Elevator to the Gallows
Louis Malle's debut film is a wonderful blend of noir with the French New Wave. It's about a guy who ingeniously kills his boss (by sneaking out his office window, using a grappling hook to scale up to his boss's floor while having witnesses see him locked into his office) but then makes one simple mistake which locks him into the elevator all night. Meanwhile, his girlfriend is wandering the streets in a panic thinking he’s left her. At the same time, a young couple steals his car from outside the office and have criminal adventures of their own. It all comes together in the most satisfying of ways.

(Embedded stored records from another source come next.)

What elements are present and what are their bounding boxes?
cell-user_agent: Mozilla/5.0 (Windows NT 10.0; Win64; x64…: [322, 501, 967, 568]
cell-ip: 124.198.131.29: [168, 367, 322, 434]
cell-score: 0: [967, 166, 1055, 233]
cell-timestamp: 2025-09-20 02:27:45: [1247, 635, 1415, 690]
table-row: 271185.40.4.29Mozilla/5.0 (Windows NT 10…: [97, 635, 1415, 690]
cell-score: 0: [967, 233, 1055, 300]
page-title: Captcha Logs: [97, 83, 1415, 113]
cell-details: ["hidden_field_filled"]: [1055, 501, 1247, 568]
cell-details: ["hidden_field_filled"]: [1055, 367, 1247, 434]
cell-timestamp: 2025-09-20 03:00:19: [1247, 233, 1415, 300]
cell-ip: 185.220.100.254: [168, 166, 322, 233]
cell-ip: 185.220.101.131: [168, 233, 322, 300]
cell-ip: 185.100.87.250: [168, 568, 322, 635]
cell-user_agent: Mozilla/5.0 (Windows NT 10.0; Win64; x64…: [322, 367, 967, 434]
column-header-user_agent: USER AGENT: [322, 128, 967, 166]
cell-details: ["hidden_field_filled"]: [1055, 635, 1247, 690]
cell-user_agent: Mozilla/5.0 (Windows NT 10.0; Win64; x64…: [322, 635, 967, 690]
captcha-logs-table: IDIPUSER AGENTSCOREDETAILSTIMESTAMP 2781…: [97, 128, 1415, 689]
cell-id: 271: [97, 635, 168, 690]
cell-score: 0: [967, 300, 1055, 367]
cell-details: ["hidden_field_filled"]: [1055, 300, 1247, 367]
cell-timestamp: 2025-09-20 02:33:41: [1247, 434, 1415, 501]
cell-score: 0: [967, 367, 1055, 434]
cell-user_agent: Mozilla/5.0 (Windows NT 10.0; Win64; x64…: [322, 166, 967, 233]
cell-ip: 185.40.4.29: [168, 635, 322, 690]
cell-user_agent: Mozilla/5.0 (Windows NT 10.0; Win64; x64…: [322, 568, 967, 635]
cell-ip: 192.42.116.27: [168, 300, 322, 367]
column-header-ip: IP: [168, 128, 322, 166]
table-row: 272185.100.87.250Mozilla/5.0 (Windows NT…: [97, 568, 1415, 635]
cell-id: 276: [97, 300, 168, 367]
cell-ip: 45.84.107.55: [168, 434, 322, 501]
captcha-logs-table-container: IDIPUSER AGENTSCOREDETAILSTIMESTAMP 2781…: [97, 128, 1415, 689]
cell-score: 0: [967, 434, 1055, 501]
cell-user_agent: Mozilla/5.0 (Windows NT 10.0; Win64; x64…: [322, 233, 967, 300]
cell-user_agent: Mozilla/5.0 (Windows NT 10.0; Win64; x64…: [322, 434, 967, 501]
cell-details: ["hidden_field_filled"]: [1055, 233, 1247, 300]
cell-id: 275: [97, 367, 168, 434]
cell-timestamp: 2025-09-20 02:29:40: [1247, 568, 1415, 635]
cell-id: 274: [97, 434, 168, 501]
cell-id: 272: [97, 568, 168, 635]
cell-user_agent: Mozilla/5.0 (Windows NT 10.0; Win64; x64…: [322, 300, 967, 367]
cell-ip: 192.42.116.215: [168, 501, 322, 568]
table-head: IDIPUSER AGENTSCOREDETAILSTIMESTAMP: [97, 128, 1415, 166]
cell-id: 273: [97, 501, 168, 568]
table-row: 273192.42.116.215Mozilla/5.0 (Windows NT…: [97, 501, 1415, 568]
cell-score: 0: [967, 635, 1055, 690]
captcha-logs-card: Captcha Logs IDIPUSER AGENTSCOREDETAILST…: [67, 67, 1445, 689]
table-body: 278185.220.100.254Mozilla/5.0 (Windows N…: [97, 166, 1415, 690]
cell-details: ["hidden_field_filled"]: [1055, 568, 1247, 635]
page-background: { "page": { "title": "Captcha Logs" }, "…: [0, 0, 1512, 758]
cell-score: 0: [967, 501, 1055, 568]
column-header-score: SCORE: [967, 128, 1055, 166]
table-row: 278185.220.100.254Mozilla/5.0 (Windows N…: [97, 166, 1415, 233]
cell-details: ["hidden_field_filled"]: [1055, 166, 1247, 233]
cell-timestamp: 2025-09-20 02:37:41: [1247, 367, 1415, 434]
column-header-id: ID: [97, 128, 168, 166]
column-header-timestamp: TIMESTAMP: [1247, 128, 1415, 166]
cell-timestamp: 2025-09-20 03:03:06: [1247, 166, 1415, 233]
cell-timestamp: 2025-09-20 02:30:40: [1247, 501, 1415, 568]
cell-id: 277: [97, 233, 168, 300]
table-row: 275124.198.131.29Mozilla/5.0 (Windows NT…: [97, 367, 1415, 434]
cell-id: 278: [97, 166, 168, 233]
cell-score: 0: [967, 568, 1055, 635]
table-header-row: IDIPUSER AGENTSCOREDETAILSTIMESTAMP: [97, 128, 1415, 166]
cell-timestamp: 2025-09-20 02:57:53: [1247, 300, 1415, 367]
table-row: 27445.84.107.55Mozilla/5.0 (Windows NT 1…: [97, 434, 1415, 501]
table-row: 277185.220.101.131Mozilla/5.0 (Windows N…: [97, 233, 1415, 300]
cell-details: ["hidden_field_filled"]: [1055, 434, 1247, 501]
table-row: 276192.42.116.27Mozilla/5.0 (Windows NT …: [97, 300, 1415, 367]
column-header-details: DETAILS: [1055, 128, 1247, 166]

Malle creates some wonderful images with his stark black and white photography and Miles Davis's score is one for the ages. He’d go on to have a long, fascinating career, but it doesn’t get any better than his first film.
The Flash: Season Five
We’re big fans of the Flash in my house. It is easily our favorite of the CW 's DC shows. Five seasons in, it is starting to show a little wear and tear but it is still loads of fun to watch. You can read my full review here.
Taiki Waititi, the New Zeland director behind such films as What We Do in the Shadows and Thor: Ragnarok, has made a Nazi comedy in which he plays a young boy imaginary friend who looks and acts a lot like Adolph Hitler. In anybody else's hands I'd cringe at that, but Waititi's sensiblities are always weird and hilarious. The trailer looks like a lot of fun.